The awards ceremony, featuring local music, gymnastics and excited award-winners, managed to rise above the aesthetic void of the venue -- the 1820 Settler’s Monument, a place seemingly originally planned to house a human-organ-donation library or some such function.

Pedal as you go
Sivu Mzamo demonstrates his invention

But the real star of Highway Africa 2004 was not at the awards ceremony. He appeared the next day, in the form of 17-year-old South African Sivu Mzamo, who has developed a bicycle-powered cell-phone charger. As Rhodes Media Studies Head Guy Berger put it, Mzamo’s invention adds a "pedal as you go" dimension to cellular "pay as you go."

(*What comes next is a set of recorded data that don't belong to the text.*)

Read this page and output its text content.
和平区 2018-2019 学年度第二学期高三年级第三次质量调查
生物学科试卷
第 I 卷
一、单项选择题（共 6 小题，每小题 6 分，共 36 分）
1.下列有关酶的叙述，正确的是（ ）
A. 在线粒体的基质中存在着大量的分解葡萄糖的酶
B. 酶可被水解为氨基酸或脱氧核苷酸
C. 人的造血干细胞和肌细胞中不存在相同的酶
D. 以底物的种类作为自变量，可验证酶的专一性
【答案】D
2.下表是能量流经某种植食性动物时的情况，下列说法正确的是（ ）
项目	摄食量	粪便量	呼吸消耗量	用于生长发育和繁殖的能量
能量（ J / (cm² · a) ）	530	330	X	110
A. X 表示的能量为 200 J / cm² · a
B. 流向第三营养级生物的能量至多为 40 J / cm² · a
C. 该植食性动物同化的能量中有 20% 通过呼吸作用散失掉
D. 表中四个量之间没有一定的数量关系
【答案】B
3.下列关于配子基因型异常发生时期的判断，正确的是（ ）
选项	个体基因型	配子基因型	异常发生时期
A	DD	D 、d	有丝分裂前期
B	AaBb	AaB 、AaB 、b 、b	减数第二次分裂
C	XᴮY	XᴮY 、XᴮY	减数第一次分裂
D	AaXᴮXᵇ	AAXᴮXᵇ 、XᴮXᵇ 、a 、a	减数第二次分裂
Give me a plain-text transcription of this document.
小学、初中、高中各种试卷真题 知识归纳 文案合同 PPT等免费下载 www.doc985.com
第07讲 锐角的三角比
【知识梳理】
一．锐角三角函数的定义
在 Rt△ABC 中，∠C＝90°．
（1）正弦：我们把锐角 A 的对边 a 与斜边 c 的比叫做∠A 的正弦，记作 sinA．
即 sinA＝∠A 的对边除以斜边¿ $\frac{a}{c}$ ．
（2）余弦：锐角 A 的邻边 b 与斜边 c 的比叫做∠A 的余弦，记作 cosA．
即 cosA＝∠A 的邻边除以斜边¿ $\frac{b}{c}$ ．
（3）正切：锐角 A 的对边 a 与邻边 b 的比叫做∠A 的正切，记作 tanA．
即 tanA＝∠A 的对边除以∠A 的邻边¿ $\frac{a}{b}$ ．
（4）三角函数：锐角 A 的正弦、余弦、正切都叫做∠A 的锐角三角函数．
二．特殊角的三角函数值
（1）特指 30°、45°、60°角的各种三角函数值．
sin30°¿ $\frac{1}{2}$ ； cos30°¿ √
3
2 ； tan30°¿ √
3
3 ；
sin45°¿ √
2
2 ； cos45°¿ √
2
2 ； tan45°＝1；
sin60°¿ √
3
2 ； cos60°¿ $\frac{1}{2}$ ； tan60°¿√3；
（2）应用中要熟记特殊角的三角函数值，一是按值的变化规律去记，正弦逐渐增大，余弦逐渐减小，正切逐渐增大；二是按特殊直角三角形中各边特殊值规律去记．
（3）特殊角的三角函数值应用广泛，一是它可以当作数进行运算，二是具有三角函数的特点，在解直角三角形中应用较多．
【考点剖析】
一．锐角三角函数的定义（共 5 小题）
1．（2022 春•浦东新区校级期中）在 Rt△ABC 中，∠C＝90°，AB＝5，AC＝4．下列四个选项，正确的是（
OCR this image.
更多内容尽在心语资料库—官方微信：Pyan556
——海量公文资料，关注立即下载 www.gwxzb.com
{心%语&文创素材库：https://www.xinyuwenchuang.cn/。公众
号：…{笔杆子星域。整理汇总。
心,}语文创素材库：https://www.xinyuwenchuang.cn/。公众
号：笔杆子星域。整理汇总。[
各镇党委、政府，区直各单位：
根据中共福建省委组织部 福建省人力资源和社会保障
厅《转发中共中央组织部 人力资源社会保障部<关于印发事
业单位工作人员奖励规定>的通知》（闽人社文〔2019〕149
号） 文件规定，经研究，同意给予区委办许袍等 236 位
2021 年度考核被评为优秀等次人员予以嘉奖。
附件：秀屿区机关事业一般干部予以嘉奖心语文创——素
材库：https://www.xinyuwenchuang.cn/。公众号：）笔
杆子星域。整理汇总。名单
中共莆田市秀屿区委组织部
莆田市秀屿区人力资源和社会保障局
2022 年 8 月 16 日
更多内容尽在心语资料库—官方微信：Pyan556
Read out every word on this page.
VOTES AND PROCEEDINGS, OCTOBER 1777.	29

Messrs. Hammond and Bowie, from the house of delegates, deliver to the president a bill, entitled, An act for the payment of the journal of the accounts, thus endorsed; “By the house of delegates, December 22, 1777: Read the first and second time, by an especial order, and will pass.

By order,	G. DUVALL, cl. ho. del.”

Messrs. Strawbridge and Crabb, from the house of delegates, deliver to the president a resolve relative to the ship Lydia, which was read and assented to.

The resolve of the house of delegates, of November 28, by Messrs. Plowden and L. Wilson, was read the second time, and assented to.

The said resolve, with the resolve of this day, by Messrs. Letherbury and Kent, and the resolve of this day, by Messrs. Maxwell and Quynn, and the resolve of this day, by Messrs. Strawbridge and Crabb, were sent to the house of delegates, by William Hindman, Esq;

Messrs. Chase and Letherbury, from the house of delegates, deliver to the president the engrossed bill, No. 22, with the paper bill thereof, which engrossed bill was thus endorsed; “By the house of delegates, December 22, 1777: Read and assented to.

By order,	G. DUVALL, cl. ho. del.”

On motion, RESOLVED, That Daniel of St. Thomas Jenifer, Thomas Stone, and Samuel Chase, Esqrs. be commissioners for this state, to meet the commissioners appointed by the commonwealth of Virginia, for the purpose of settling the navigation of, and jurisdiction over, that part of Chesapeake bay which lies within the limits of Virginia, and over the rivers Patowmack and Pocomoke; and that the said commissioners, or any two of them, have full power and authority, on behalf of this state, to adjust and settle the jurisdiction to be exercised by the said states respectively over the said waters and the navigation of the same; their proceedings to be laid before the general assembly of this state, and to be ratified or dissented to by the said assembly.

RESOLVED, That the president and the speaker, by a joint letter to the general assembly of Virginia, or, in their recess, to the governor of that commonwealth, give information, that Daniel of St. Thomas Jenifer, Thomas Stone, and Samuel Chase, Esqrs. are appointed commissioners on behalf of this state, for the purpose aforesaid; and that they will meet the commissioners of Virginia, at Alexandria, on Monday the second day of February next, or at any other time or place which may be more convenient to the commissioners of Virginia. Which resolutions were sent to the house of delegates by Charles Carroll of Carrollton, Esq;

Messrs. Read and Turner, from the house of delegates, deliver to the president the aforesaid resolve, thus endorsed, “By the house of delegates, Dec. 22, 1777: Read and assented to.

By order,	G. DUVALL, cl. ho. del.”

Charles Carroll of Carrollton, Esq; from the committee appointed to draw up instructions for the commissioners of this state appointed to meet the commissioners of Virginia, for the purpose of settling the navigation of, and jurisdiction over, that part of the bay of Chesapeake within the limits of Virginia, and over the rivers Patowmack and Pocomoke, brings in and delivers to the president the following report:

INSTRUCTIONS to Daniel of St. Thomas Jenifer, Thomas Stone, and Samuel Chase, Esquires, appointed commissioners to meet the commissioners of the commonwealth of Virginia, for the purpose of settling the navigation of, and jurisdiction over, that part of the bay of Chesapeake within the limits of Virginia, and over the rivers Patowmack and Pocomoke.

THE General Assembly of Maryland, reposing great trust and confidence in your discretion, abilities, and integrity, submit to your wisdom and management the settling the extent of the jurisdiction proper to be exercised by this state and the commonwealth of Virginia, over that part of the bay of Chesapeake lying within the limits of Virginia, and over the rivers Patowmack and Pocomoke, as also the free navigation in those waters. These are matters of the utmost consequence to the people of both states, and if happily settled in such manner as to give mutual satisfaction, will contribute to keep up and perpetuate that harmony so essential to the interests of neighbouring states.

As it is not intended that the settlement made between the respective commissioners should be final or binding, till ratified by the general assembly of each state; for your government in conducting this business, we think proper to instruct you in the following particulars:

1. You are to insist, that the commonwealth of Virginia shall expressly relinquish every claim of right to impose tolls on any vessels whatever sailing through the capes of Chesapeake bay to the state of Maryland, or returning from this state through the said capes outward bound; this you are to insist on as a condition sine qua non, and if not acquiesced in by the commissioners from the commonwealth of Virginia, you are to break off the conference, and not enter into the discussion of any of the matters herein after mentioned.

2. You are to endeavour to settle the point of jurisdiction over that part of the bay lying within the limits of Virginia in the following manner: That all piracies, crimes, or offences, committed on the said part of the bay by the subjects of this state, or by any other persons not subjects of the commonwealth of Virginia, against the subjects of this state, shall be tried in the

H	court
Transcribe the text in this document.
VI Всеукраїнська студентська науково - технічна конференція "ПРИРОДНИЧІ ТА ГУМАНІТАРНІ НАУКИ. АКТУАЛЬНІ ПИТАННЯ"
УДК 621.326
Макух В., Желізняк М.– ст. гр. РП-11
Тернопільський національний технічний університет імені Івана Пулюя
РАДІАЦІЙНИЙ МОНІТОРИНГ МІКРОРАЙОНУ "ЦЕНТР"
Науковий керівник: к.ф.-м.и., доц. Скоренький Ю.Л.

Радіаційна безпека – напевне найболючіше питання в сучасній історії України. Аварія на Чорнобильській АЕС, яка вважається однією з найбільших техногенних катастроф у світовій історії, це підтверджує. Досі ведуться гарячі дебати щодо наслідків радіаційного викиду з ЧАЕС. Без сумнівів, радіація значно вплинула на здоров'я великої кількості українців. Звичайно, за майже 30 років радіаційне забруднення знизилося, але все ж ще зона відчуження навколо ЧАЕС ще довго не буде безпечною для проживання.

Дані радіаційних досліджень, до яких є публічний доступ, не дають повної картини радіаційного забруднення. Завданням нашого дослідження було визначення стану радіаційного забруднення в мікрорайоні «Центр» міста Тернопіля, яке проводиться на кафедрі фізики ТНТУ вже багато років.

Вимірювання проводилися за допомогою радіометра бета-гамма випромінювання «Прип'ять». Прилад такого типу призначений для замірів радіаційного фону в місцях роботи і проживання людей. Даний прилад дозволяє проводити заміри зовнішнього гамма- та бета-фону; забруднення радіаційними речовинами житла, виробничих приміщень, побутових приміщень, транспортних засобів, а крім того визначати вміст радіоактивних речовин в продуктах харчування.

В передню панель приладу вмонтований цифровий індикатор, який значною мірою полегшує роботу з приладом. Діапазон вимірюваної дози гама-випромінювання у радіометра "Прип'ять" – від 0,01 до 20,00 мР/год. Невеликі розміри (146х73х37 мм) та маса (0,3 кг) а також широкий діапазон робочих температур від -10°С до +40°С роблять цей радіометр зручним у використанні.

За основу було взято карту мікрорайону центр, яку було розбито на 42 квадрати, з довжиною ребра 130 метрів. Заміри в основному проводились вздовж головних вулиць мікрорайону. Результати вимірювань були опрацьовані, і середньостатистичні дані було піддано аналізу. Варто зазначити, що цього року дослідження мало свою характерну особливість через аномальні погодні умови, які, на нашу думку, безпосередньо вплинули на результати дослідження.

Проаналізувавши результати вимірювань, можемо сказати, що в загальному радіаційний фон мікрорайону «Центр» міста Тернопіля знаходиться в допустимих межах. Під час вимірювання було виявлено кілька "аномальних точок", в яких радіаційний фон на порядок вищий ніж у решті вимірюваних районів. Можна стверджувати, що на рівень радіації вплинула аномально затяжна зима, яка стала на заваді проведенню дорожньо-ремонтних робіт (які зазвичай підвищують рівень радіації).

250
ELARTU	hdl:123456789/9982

Mzamo, who addressed delegates with a charm and maturity well beyond his years and had a bicycle on hand to demonstrate his invention, provided a useful antidote to what is always a liability at such "ICT events" – the droning PowerPoint slides about abstract clichés such as "e-readiness" and "digital inclusion."

Fortunately, Highway Africa 2004 didn’t fall into the "e-cliché" trap too often, and included some strong presentations, including:
- MultiChoice Africa’s presentations on digital and interactive TV
- Alain Modoux’s outline of the media’s place in the World Summit on the Information Society (WSIS) process
- The "Creating Content" presentations by Peter Benjamin (Open Knowledge Network), Shafika Isaacs (SchoolNet Africa) and Heather Ford (Creative Commons)
- Andrew Kanyegirire’s discussion of the place of ICT in the New Partnership for Africa’s Development (NEPAD)
- Gillian Marcelle’s provocative look at the success of cellular phone operator MTN in Nigeria
- Lilian Ndangam’s account of the progress of Senegal’s proposal for a Digital Solidarity Fund (DSF)

One of the more interesting trends discussed was the growing use by TV viewers of cellular SMS messaging to interact with TV programming, with their messages often appearing in the "ticker tape" rolling display at the bottom of the TV screen.

The MultiChoice Africa representative referred to the appeal of this interactivity as "your 168 characters of fame" – an update of the late US pop artist Andy Warhol’s notion of everyone needing "15 minutes of fame."

Chris Armstrong is an Associate at the Wits University LINK Centre, Johannesburg.